Provou-se, é certo, que a retribuição da autora era mensal e que alguns dos pagamentos feitos pelo réu foram por este imputados a título de subsídio de férias, de subsídio de Natal e de horas extraordinárias, prestações estas que são específicas do contrato de trabalho. Importa, todavia, ter presente que não foi dado como provado que a autora tivesse prestado trabalho suplementar ou que as quantias pagas a título de subsídio de férias e de Natal se destinassem efectivamente ao pagamento desse subsídios. Apenas se provou que houve pagamentos que lhe foram imputados a esse título, o que não é a mesma coisa.

Finalmente, ainda que se entendesse que a matéria de facto não era suficiente para concluir pela existência do contrato de prestação de serviço, sempre teríamos de concluir que também não era bastante para dar como provado o contrato de trabalho e, na dúvida, a acção teria de improceder, uma vez que competia à autora provar os factos constitutivos do direito por si invocado, cuja existência dependia da prova do, por si, alegado contrato de trabalho (art.º 342.º, n.º 1, do C.C.).

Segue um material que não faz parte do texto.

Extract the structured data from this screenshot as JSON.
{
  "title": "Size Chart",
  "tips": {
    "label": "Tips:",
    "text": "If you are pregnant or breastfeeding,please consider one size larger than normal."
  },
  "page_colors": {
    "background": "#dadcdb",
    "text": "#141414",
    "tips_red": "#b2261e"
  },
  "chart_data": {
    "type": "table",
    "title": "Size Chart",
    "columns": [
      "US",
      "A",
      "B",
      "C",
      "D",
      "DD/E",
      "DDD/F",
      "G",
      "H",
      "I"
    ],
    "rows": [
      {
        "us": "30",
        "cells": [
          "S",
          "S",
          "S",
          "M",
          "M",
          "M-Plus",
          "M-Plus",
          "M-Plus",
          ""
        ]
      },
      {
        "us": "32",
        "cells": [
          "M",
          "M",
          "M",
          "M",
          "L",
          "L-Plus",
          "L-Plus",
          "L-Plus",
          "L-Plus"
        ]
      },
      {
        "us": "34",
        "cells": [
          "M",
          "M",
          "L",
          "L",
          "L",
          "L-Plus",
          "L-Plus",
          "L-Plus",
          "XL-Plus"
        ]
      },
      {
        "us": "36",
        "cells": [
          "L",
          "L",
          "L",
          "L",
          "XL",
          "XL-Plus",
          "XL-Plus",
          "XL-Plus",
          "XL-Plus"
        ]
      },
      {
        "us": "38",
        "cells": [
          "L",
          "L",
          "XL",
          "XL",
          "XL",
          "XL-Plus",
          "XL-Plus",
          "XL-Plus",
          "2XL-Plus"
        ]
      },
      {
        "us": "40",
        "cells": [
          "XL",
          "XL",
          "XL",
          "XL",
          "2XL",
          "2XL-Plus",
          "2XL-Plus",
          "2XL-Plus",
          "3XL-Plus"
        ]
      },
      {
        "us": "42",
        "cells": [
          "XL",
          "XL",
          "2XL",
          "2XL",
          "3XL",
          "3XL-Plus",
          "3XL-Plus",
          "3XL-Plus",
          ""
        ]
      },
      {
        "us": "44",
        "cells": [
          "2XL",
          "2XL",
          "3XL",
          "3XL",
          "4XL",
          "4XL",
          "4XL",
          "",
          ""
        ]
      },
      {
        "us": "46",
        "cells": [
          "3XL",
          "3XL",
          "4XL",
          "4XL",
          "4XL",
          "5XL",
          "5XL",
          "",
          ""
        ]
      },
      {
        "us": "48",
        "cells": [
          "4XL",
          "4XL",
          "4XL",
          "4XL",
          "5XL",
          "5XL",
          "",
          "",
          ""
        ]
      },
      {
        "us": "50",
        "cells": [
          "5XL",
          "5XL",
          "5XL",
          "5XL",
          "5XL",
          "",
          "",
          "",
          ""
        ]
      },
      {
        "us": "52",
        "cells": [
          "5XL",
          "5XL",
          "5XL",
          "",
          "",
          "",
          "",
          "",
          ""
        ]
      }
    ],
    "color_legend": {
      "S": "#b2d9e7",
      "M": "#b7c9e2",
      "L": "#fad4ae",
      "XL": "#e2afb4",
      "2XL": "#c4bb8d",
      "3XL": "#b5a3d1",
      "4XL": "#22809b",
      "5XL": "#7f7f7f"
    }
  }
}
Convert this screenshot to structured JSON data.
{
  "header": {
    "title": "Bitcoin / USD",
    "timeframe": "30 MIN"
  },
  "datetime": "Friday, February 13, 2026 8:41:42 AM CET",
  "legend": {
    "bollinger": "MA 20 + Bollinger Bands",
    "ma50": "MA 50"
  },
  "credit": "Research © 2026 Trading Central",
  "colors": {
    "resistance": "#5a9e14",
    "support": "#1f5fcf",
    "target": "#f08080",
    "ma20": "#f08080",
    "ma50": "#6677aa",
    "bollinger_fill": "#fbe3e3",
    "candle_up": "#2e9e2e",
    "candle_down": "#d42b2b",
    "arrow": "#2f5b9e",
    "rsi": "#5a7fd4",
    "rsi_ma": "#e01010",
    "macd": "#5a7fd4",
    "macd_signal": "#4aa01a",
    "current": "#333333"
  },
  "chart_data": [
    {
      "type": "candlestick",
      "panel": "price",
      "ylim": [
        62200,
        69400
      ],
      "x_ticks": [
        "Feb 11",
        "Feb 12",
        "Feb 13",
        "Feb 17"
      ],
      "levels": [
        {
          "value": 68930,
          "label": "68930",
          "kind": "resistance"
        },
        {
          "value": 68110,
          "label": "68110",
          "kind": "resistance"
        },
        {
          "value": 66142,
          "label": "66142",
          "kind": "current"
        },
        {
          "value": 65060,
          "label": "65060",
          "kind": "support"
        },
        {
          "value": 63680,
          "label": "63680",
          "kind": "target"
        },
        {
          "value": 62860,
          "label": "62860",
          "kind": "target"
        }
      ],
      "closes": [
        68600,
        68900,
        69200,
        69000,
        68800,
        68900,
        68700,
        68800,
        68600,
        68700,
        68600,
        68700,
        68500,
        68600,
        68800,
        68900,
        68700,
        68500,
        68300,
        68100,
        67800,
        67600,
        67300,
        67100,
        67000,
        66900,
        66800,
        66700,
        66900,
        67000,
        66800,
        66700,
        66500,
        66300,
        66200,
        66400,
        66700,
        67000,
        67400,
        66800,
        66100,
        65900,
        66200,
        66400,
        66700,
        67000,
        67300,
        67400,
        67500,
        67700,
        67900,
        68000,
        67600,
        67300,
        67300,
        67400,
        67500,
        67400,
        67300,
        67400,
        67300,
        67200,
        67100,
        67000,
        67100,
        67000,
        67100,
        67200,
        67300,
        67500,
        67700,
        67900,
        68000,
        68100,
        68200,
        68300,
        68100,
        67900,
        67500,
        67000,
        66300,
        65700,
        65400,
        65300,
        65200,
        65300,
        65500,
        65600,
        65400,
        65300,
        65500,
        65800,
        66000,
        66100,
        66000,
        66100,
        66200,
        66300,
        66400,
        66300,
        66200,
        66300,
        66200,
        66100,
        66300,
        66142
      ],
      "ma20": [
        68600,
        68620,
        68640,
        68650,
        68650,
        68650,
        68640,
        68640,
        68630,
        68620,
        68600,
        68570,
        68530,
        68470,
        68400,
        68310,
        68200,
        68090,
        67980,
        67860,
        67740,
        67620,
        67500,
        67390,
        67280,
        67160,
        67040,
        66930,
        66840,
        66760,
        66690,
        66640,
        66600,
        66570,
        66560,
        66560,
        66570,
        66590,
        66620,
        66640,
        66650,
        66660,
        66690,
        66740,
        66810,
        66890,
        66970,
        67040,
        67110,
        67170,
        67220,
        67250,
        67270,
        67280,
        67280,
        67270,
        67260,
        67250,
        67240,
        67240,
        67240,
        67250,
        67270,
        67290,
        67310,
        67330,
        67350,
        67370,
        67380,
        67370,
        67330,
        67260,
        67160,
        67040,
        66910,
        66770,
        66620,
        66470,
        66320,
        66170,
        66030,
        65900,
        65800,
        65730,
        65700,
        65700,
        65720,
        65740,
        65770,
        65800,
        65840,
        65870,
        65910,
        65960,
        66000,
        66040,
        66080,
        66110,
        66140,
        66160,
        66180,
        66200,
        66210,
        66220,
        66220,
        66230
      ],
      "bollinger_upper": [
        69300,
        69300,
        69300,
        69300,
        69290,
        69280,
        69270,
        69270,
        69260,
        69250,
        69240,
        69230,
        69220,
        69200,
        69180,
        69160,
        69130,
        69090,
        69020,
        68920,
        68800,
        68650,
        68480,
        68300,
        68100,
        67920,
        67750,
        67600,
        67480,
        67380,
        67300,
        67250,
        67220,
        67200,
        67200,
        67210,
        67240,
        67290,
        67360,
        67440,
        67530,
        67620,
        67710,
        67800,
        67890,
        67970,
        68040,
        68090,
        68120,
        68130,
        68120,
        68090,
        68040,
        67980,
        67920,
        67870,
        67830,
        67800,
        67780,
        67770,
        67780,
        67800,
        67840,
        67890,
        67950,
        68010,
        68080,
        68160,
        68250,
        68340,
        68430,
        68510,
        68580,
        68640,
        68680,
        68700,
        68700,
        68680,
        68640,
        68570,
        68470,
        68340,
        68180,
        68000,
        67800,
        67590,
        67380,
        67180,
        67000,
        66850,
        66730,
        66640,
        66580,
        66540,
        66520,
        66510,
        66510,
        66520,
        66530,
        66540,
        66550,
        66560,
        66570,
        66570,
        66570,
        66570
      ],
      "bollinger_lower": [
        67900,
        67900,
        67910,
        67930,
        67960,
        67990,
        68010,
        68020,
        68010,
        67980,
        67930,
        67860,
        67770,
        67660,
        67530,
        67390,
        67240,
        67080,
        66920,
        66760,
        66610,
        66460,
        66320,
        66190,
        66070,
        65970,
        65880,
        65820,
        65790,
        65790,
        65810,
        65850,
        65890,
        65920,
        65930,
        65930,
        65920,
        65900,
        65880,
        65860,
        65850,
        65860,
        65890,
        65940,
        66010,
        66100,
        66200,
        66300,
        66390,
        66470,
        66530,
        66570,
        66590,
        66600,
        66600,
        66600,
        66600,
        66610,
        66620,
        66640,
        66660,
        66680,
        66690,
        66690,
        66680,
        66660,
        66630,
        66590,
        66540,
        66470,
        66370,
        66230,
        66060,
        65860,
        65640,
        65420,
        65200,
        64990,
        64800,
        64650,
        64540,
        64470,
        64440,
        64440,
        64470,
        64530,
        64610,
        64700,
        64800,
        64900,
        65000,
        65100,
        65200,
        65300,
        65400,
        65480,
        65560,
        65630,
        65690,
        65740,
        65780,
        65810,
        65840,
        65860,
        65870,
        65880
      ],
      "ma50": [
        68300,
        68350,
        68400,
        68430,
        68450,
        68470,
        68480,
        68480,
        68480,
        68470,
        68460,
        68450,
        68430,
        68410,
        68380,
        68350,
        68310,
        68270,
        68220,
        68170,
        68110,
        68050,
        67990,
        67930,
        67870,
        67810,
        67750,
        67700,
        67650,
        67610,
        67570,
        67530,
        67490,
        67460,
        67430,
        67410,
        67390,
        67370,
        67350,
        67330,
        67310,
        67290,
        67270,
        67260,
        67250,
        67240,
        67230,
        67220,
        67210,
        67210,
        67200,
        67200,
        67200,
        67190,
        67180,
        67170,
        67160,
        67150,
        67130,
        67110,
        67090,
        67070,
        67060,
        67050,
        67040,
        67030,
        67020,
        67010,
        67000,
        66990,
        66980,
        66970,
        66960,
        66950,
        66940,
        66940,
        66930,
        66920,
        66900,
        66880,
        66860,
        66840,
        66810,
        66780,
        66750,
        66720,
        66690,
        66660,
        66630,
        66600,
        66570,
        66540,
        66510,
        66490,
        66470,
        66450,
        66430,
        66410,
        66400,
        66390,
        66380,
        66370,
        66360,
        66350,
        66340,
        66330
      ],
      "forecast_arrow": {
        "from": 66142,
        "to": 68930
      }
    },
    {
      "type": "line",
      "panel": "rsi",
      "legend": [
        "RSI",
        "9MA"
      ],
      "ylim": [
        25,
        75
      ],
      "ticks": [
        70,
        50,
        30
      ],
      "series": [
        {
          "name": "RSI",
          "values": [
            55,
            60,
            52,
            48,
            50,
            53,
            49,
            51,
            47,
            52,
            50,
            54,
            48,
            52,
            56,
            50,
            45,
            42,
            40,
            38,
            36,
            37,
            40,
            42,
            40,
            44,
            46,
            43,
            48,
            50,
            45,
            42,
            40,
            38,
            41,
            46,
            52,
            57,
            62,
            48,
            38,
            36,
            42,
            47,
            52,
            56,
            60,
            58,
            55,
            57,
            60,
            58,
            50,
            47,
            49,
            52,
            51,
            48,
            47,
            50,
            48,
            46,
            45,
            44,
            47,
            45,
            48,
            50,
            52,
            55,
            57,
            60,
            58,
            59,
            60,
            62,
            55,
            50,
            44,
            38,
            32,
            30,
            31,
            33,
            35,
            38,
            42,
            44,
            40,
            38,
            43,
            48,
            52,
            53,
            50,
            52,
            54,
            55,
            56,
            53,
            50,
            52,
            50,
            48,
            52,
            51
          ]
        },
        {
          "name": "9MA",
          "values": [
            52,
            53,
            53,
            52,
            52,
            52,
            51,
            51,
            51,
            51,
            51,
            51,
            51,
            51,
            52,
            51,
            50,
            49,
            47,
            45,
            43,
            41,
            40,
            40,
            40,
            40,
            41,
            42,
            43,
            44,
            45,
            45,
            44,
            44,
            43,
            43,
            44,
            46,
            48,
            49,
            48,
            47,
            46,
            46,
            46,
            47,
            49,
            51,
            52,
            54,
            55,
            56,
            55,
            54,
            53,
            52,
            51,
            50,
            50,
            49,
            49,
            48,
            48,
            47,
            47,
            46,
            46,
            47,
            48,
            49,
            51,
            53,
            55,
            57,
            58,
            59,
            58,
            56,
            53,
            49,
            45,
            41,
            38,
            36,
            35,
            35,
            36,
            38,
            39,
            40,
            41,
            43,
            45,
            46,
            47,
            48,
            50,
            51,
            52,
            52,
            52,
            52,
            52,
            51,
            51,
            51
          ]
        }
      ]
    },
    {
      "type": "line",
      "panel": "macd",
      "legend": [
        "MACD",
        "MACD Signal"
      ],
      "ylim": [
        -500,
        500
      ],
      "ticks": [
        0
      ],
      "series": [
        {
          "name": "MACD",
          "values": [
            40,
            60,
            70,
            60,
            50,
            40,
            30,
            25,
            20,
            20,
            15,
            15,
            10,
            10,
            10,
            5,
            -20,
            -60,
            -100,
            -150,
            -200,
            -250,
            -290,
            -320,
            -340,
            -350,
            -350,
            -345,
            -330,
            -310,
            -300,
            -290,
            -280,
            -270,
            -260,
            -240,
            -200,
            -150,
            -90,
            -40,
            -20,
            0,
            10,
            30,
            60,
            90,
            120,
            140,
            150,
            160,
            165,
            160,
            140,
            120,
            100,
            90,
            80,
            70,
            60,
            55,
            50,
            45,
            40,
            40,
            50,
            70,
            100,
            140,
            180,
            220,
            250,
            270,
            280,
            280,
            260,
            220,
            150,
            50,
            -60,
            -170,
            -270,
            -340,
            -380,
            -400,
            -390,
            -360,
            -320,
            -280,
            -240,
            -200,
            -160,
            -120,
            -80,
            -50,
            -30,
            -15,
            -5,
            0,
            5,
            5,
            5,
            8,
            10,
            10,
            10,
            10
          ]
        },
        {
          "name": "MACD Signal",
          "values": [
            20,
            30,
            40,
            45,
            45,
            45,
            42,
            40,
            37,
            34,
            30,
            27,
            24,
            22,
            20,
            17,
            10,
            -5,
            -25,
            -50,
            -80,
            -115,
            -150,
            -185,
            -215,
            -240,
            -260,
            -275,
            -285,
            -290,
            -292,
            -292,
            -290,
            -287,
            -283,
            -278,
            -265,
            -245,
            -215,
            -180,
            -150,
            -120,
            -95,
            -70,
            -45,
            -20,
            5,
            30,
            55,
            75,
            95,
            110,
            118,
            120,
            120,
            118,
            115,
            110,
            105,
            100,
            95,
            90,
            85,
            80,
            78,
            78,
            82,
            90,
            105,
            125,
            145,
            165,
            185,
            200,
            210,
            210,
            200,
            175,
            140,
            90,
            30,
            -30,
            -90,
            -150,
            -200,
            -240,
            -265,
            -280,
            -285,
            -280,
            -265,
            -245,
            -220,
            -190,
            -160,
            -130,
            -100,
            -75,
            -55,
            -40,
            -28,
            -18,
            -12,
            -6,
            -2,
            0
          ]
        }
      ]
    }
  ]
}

Como essa prova não foi feita, a cessação do contrato não pode ser considerada ilícita, o que implica a revogação do acórdão recorrido, na parte em que julgou o despedimento ilícito e na parte em que condenou o réu a pagar à autora a indemnização de antiguidade e as retribuições intercalares.

4. Decisão
Nos termos expostos, decide-se julgar procedente o recurso e revogar o acórdão nos temos atrás referidos, o que vale por dizer que o réu fica totalmente absolvido do pedido.
Custas pela autora nas instâncias e no Supremo.
Lisboa, 23 de Janeiro de 2008

Sousa Peixoto (Relator)
Sousa Grandão
Pinto Hespanhol
________________________________

(1) - De que foi relator o juiz conselheiro Sousa Grandão.
(2) - Designadamente: se era a A. quem decidia a que horas iniciava a limpeza diária e se a efectuava ou poderia efectuá-la, nomeadamente entre as 00h00 e as 24h00, quando o entendesse.
(3) - Vide Antunes Varela, Miguel Bezerra e Sampaio e Nora, in Manual de Processo Civil, 2.ª ed., p. 407.
(4)- Forma abreviada de designar o regime jurídico do contrato individual de trabalho, aprovado pelo Decreto--Lei n.º 49.408, de 24 de Novembro de 1969.
(5) - Vide o recente acórdão de 17.10.2007, deste tribunal, proferido no proc. 2187/07, da 4.ª Secção, que praticamente nos limitamos a reproduzir e de que foram relatores e adjuntos os juízes que subscrevem este.
(6) - Direito do Trabalho, 12.ª edição, Almedina, p. 144.
(7) - Direito do Trabalho, Abril 2002, Almedina, p. 308-311.
(8) - Ob. cit., p. 144.
(9)- Proferido no proc. n.º 1800/07, da 4.ª Secção, de que foi relator o Conselheiro Sousa Grandão.